Quem já esteve na fila do SUS, seja em um posto de saúde, em uma policlínica, ou em algum pronto atendimento, sabe bem como é. Ali temos uma grande miscelânea de gentes. Pessoas de todos os tipos: Gentes emburradas e mau-humuradas, gentes desconfiadas, pessoas "comédias", pessoas caladas, pessoas falantes (essas são a maioria). Tem as pessoas que fazem disso um meio de vida, como a Maria ficheira, por exemplo. Tem as velinhas fofoqueiras que em duas ou três horas de espera nos põem a par e nos "atualizam" sobre tudo o que acontecce na comunidade, e sobre tudo o que acontece na vida dos vizinhos, inclusive citando os nomes mesmo que não saibamos nem de quem se trata, muito menos o nome dessas pessoas. Quando dizemos: "Não sei que é esse fulano, ou essa fulana", elas fazem questão de apontar a direção da casa. As velinhas fofoqueiras têm uma necessidade enorme de falar (da vida dos outros), e falam tanto, que nem as suas famílias escapam. Mas há também as "novinhas" fofoqueiras. Aliás, a prática da fofoca na fila do SUS não tem idade nem sexo. A fofoca na fila do SUS é generalizada e vemos ali também, muitos homens muito fofoqueiros, e quanto mais idosos, mais fofocas praticam.

Na fila do SUS os assuntos variam de acordo com a idade, com a escolaridade, com a experiência de vida de cada pessoa: As mães falam muito sobre filhos e crianças, as esposas conversam sobre sobre os seus maridos e conversam muito sobre os desafetos vividos dentro do lar. As pessoas hipocondríacas conversam sobre remédios e doenças e "sabem tudo" sobre o assunto. Conhecem todas as doenças, todos os nomes dos remédios e sabem o nome e os horários de atendimentos de todos os médicos. Tem também os evangelizadores de plantão que se comunicam nos idiomas "crentês" ou "evangeliquês", tentando converter a fila, dando testemunho de si mesmos e sempre com muito convencimento, ao mesmo tempo que dão contra-testemunho jogando lixo no chão, fazendo fofocas, furando a fila, entre outras coisa abomináveis. A Maria ficheira é uma dessas pessoas que se comunicam em "crentês" e "evangeliquês", e está sempre disposta a dar testemunhos ao mesmo tempo em que apresenta um forte contra-testemunho de vida na fila do SUS.
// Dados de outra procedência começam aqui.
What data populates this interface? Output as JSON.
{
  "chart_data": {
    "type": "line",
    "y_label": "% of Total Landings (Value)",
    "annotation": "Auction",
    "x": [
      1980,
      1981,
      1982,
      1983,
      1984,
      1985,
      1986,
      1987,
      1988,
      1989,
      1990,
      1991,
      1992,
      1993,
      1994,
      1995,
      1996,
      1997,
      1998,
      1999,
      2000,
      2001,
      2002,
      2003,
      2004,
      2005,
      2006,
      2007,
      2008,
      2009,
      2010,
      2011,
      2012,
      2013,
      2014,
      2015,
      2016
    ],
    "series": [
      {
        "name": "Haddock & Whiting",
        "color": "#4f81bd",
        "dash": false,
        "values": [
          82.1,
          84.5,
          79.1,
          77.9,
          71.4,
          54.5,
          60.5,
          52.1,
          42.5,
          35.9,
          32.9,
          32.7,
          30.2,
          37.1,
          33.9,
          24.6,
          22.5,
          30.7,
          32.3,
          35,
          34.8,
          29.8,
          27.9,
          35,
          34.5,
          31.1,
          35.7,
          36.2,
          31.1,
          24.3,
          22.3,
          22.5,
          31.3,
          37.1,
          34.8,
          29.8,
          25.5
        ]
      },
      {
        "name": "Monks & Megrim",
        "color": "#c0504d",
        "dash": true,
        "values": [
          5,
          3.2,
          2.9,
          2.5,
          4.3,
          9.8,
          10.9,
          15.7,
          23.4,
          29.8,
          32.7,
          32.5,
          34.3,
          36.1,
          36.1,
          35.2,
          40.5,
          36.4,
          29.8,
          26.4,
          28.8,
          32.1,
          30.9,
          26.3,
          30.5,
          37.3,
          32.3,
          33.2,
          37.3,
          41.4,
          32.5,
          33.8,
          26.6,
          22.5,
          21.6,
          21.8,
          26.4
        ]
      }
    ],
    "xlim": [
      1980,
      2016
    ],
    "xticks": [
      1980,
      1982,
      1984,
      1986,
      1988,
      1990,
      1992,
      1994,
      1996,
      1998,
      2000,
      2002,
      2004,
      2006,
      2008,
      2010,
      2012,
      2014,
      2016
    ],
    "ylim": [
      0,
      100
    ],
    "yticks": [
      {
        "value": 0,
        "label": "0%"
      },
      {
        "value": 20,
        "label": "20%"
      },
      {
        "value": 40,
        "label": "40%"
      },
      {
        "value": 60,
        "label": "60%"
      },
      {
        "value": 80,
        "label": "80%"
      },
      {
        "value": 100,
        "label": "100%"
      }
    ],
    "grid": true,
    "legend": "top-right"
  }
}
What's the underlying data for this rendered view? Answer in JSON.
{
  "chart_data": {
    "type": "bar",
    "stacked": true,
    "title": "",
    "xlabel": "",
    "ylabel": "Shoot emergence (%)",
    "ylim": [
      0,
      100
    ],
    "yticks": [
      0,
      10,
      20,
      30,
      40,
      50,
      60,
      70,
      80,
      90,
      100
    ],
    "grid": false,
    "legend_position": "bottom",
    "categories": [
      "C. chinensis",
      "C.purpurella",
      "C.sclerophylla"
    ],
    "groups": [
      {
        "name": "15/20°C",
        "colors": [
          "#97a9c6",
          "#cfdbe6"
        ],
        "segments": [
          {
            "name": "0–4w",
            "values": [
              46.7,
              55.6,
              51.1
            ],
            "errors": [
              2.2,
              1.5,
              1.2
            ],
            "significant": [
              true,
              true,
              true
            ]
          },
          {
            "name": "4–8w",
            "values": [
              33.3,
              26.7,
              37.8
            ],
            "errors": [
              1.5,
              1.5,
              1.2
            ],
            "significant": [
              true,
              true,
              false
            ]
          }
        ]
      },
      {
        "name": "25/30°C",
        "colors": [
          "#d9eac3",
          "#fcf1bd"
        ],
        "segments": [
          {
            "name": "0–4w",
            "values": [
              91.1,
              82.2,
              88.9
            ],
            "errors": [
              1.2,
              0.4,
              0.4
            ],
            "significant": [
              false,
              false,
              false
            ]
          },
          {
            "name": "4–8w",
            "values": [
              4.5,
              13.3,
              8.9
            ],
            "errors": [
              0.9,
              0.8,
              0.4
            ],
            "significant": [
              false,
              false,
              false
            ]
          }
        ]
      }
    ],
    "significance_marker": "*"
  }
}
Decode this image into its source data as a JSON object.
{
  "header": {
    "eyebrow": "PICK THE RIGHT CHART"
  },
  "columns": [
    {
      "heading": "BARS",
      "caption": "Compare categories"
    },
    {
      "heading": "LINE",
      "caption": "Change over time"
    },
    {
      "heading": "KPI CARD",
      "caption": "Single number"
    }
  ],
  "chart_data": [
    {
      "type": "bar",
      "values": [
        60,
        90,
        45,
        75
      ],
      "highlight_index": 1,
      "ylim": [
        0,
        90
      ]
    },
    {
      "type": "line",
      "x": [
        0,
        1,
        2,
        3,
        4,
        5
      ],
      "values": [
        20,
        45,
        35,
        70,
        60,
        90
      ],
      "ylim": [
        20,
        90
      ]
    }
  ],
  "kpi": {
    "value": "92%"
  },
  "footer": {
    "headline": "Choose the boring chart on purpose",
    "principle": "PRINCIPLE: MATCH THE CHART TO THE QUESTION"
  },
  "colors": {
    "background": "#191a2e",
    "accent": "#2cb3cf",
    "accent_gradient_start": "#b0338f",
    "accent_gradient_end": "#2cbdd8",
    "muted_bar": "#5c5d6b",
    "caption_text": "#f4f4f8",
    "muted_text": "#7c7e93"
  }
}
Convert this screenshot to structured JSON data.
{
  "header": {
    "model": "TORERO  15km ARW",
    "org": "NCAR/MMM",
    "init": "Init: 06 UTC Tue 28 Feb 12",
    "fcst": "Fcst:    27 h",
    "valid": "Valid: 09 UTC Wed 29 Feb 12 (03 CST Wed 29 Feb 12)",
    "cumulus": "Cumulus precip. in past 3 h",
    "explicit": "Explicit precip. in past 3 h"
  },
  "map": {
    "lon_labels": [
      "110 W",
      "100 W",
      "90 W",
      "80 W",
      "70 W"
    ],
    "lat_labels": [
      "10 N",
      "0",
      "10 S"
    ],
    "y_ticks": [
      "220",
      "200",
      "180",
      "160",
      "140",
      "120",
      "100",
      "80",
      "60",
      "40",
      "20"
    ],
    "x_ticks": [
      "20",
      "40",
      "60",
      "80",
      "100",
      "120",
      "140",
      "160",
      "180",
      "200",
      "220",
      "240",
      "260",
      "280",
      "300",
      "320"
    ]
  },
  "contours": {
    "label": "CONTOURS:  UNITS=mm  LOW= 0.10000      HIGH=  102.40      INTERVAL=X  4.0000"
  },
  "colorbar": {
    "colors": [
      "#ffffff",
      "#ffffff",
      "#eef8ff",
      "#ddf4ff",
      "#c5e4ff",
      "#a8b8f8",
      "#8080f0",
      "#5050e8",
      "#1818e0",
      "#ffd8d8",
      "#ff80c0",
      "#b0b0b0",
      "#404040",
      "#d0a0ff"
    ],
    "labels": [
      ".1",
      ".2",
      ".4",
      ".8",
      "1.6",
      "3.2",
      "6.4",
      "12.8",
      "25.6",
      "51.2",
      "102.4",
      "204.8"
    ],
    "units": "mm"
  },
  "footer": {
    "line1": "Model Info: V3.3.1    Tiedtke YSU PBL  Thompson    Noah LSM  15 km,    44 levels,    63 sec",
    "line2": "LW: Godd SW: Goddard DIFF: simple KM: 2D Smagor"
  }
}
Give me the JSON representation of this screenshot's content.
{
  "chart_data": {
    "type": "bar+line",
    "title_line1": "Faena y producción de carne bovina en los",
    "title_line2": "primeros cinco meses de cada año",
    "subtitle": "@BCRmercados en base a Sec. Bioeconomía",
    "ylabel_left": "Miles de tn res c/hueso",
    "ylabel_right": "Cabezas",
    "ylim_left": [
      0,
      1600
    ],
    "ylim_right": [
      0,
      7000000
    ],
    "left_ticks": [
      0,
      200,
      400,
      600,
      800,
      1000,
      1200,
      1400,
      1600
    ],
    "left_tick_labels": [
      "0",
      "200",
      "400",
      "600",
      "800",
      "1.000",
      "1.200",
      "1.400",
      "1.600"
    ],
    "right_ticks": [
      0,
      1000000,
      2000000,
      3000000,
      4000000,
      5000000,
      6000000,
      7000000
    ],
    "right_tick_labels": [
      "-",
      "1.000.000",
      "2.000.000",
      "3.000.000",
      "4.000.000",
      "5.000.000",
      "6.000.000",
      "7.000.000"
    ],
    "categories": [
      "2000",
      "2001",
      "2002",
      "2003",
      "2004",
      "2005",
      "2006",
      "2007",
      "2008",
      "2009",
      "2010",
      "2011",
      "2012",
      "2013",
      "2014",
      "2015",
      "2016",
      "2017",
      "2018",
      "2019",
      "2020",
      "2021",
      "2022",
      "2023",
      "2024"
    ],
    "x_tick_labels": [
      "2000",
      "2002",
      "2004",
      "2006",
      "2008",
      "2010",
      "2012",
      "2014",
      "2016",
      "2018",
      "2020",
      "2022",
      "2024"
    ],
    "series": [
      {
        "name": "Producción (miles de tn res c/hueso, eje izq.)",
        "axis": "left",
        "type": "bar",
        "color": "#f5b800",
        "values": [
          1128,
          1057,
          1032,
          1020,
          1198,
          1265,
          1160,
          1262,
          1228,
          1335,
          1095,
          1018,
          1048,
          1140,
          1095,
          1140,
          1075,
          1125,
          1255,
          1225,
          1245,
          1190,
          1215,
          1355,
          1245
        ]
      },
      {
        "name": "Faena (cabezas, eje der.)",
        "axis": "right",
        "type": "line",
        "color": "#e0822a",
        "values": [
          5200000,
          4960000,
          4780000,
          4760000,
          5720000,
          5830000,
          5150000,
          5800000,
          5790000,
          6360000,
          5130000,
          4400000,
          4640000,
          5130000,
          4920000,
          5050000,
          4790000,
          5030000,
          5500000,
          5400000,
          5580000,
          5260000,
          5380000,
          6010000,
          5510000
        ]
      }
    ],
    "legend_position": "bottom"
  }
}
Sempre que vou ao posto de saúde eu quero ficar na minha, ouvindo notícias pelo rádio do celular, com um fone de ouvido, mas a fila do SUS tem as suas particularidades e características próprias e imutáveis, e uma delas é que a privacidade é uma palavra desconhecida, e nada do que façamos, vai mudar isso... As pessoas falantes sempre dão um jeitinho de puxar conversa com as outras pessoas ao seu redor, ou de inserí-laas em suas conversas dirigindo-lhes o olhar, ou balançado a cabeça, fazendo sempre algum sinal como que a perguntar para o outro: "Não é mesmo?"

Acho que as pessoas têm necessidade de falar por vários motivos: Algumas porque não conseguem calar-se, outras porque não têm ninguém para conversar ou ninguém lhes dá atenção, outras porque querem chamar a atenção de todos para sí, outras por falta de sabedoria e discernimento... Em fim, são apenas gentes. Gentes com muitos e variados problemas e frustrações, gentes esquecidas, abandonadas, pobres em várias situações: Pobres de dinheiro, pobres de cultura, pobres  em conhecimento, pobres... São pessoas em sua maioria sofredoras em busca de alento para as suas mazelas, atendimento para as suas doenças, compreenção para os seus problemas. Muitas vezes essas pessoas são mal atendidas e não encontram a solução para os seu problemas, e muitas acabam explodindo o seu mau-humor. Todas essa pessoas são gentes carentes que precisam de atenção e carinho.

Mas que a "Maria ficheira" do meu bairro, aquela que me acorda toda terça-feira de madrugada e me pertuba com as suas falácias quando estou na fila do SUS me irrita, ah, isso sim... Como essa mulher me irrita!